Thursday, October 1, 2015

How to measure productivity in Agile teams ?

No, the answer is not story points. Mike Cohn describes the answer to be cycle time.

A lot of people have written similar articles but I always end up finding people in the senior leadership who want to measure productivity using  story points. And there are those who want to compare one team's story points against another. And there are those who try to add story points across all teams without considering them to be different at all.

Reasons why people are so tempted to use story points are because

  • They are so readily available to measure, that people don't feel like looking anywhere else. A
  • A lot of Agile coaches end up not understanding cycle time well, 
  • A lot of project management tools that claim to be "agile" do not support cycle time calculation at every level well enough.


I have seen "measuring productivity" conversations start when programs are behind schedule , senior leadership does not trust the teams or vendors , i.e. in general when the going gets tough.
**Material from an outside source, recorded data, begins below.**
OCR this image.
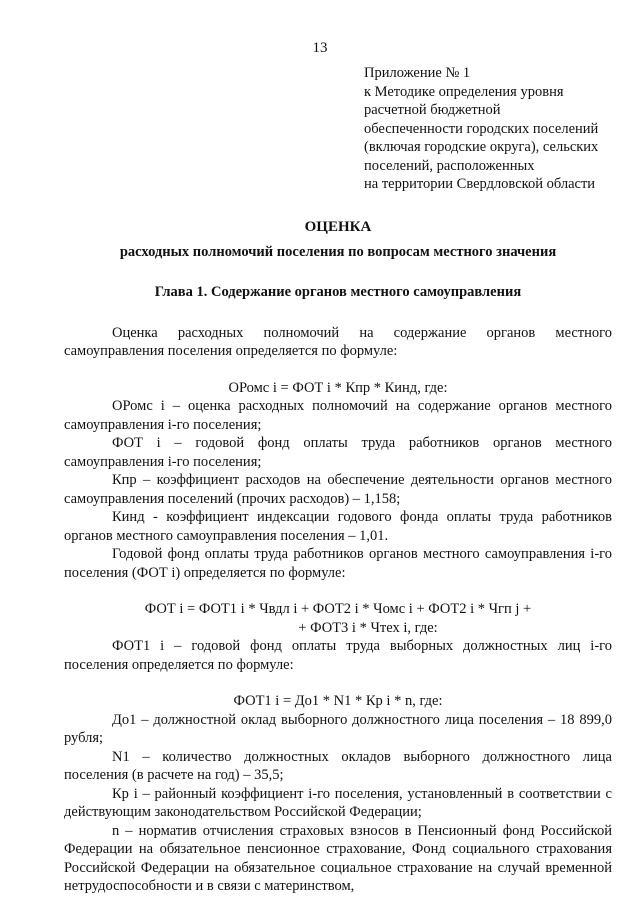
13
Приложение № 1
к Методике определения уровня
расчетной бюджетной
обеспеченности городских поселений
(включая городские округа), сельских
поселений, расположенных
на территории Свердловской области
ОЦЕНКА
расходных полномочий поселения по вопросам местного значения
Глава 1. Содержание органов местного самоуправления

Оценка расходных полномочий на содержание органов местного самоуправления поселения определяется по формуле:

ОРомс i = ФОТ i * Кпр * Кинд, где:

ОРомс i – оценка расходных полномочий на содержание органов местного самоуправления i-го поселения;

ФОТ i – годовой фонд оплаты труда работников органов местного самоуправления i-го поселения;

Кпр – коэффициент расходов на обеспечение деятельности органов местного самоуправления поселений (прочих расходов) – 1,158;

Кинд - коэффициент индексации годового фонда оплаты труда работников органов местного самоуправления поселения – 1,01.

Годовой фонд оплаты труда работников органов местного самоуправления i-го поселения (ФОТ i) определяется по формуле:

ФОТ i = ФОТ1 i * Чвдл i + ФОТ2 i * Чомс i + ФОТ2 i * Чгп j +
+ ФОТ3 i * Чтех i, где:

ФОТ1 i – годовой фонд оплаты труда выборных должностных лиц i-го поселения определяется по формуле:

ФОТ1 i = До1 * N1 * Кр i * n, где:

До1 – должностной оклад выборного должностного лица поселения – 18 899,0 рубля;

N1 – количество должностных окладов выборного должностного лица поселения (в расчете на год) – 35,5;

Кр i – районный коэффициент i-го поселения, установленный в соответствии с действующим законодательством Российской Федерации;

n – норматив отчисления страховых взносов в Пенсионный фонд Российской Федерации на обязательное пенсионное страхование, Фонд социального страхования Российской Федерации на обязательное социальное страхование на случай временной нетрудоспособности и в связи с материнством,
This is exactly the tipping point when a wrong measurement /KPI  can push the program into a completely wrong direction.

The scenario when "story points" are chosen as a performance indicator

  • Will immediately lead to teams inflating their story estimates to look good on reports. 
  • This will lead to a false perception of progress overall. 
  • Teams could get completely demotivated as the focus moves to story points than actual working software as a measure of progress. 
  • There could also be scenarios where quality is compromised for speed and a lot of defects creep in.


The scenario when "cycle time" is chosen as a performance indicator

  • Will lead teams to think about how to measure it in first place. 
  • It will lead teams to break the end-to-end cycle time into time taken from moving a story from Analysis to Development, from Development to QA, and QA to Done etc...
  • Teams will end up thinking about definition of done / acceptance policy for each stage. And if a story moves from Analysis to Development violating the definition of done policy, the story is sent back to Analysis, providing immediate feedback to the previous stage owners to produce better quality work. 
  • Quality then gets built implicitly into the process because of faster feedback and being able to fail fast, which are the fundamentals of an Agile team.